On Wednesday, the UK-based Middle East Eye website, which has opaque funding that some trace to Qatar, also reported that Qaani was alive and unharmed, and under investigation by Iranian authorities, probably in Tehran.

“The breach was 100 percent Iranian and there is no question about this part,” a source close to Hezbollah told Middle East Eye, with Lebanese and Iraqi sources saying Qaani was “under house arrest,” and being questioned by people under the direct supervision of Iranian Supreme Leader Ayatollah Ali Khamenei.

A man looks on as smoke rises from buildings in Dahiyeh, Beirut, Lebanon, October 6, 2024. (AP/Hussein Malla)

On Thursday, Sky News Arabic reported that Qaani, in the course of interrogations by the IRGC, had a heart attack and was rushed to a hospital. The report also said Qaani’s chief of staff, Ehsan Shafiqi, is under scrutiny.

All the reports remain unconfirmed, and none could be independently verified.

Some of the reports have suggested that Qaani came under suspicion by the Iranian government after an Israeli airstrike targeted presumed Nasrallah successor Hashem Safieddine, in a meeting that Qaani was supposed to attend. This is the same strike in which he was previously rumored to have been killed.

On Wednesday, an adviser to the IRGC commander-in-chief Hossein Salami dismissed the speculation, telling semi-official Iranian news agency Tasnim that the Quds Force leader was “in perfect health,” and that he would in fact receive a military honor from Supreme Leader Ali Khamenei “in the next few days.”

Tehran named Qaani the head of the IRGC’s Quds Force after the United States assassinated his powerful predecessor Qassem Soleimani in a drone strike in Baghdad in 2020. The IRGC is a US-designated terrorist organization.

The Quds Force spearheads dealings with Iran’s proxy groups across the Middle East, which include Hezbollah in Lebanon, Hamas in Gaza and the Houthi rebels in Yemen.

A demonstrator stands in the rain holding a photo of (L to R) Iran’s Supreme Leader Ali Khamenei, late Lebanese Hezbollah leader Hassan Nasrallah, killed by an Israeli airstrike on September 27, 2024, and Iran’s Islamic Revolutionary Guard Corps (IRGC) Quds Force commander Qasem Soleimani, killed by a US drone strike in January 2020, during an anti-Israel protest in Tehran’s Palestine Square on September 28, 2024. (Atta Kenare/ AFP)

Iran’s proxy forces in the Middle East have been attacking Israel since October 7, 2023, when the Hamas terror group launched a cross-border assault into the country, killing some 1,200 people and taking 251 hostages, starting an ongoing war.

Hezbollah, which began attacking Israel daily in the wake of the Hamas attack, has suffered a series of devastating security breaches in recent weeks, including the explosions of thousands of their operatives’ pagers and walkie-talkies in an attack widely blamed on Israel, and Israeli airstrikes that have devastated the group’s leadership.

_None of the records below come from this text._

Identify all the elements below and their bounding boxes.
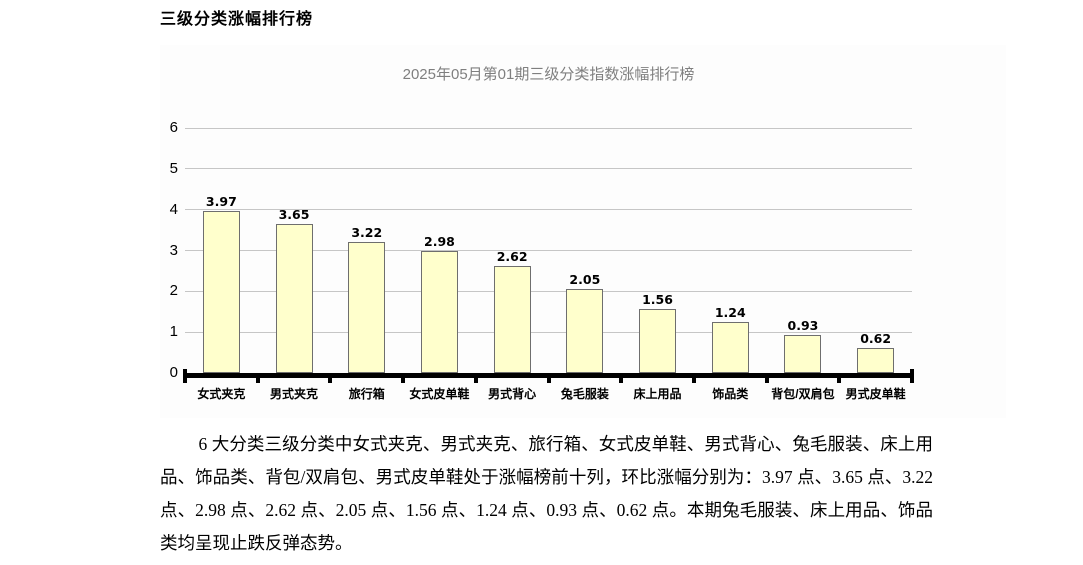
bar: [420, 251, 458, 373]
x-axis-tick: [255, 373, 260, 383]
x-axis-tick: [473, 373, 478, 383]
gridline: [185, 168, 912, 170]
x-axis-tick: [764, 373, 769, 383]
x-tick-label: 女式皮单鞋: [409, 387, 470, 401]
bar: [639, 309, 677, 373]
x-axis-tick: [546, 373, 551, 383]
bar: [784, 335, 822, 373]
y-tick-label: 4: [169, 200, 178, 218]
bar-chart-figure: 2025年05月第01期三级分类指数涨幅排行榜 0 1 2 3 4 5 6 3.97 3.65 3…: [160, 45, 1006, 418]
x-axis-tick: [183, 369, 187, 383]
x-axis-tick: [691, 373, 696, 383]
bar-value-label: 0.93: [787, 318, 819, 334]
x-tick-label: 旅行箱: [348, 387, 385, 401]
bar-value-label: 1.56: [642, 292, 673, 308]
bar-value-label: 3.65: [278, 206, 310, 222]
gridline: [185, 209, 912, 211]
y-tick-label: 1: [169, 323, 178, 341]
bar: [711, 322, 749, 373]
bar-value-label: 3.97: [205, 193, 237, 209]
bar-value-label: 2.05: [569, 272, 601, 288]
bar-value-label: 2.62: [496, 249, 528, 265]
gridline: [185, 290, 912, 292]
x-axis-tick: [328, 373, 333, 383]
bar: [857, 347, 895, 373]
bar-value-label: 1.24: [714, 305, 746, 321]
chart-title: 2025年05月第01期三级分类指数涨幅排行榜: [402, 66, 695, 83]
x-tick-label: 背包/双肩包: [771, 387, 835, 401]
section-heading: 三级分类涨幅排行榜: [160, 11, 314, 28]
gridline: [185, 250, 912, 251]
bar: [275, 223, 313, 373]
gridline: [185, 127, 912, 129]
gridline: [185, 331, 912, 333]
summary-paragraph: 6 大分类三级分类中女式夹克、男式夹克、旅行箱、女式皮单鞋、男式背心、兔毛服装、…: [160, 434, 933, 553]
bar-value-label: 3.22: [351, 224, 383, 240]
y-tick-label: 2: [169, 282, 178, 300]
bar: [348, 241, 386, 373]
bar-value-label: 2.98: [424, 234, 455, 250]
x-tick-label: 床上用品: [633, 387, 682, 401]
x-axis-tick: [619, 373, 624, 383]
x-tick-label: 女式夹克: [197, 387, 246, 401]
bar: [493, 266, 531, 373]
x-axis-tick: [837, 373, 842, 383]
x-tick-label: 饰品类: [712, 387, 749, 401]
x-tick-label: 男式皮单鞋: [845, 387, 906, 401]
bar: [566, 289, 604, 373]
x-tick-label: 兔毛服装: [560, 387, 609, 401]
x-tick-label: 男式背心: [488, 387, 537, 401]
x-tick-label: 男式夹克: [270, 387, 319, 401]
bar-value-label: 0.62: [860, 330, 892, 346]
x-axis-tick: [910, 369, 914, 383]
y-tick-label: 5: [169, 159, 178, 177]
y-tick-label: 3: [169, 241, 178, 259]
x-axis-tick: [401, 373, 406, 383]
y-tick-label: 0: [169, 364, 178, 381]
bar: [202, 210, 240, 373]
y-tick-label: 6: [169, 119, 178, 136]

Earlier this month, Israel launched a ground offensive in southern Lebanon to push back the terror group, destroy its weapons stores and infrastructure, and remove the threat of an invasion from Lebanon similar to Hamas’s attack last year from Gaza.

The reported investigation into Israeli infiltration also comes after Iran launched some 181 ballistic missiles at Israel earlier this month, killing one Palestinian and wounding two Israelis, though most missiles were intercepted by air defenses.

Israel has vowed to respond to that attack, in a time and manner of its choosing, and is said to be considering strikes on Iranian military bases, oil infrastructure or even nuclear facilities.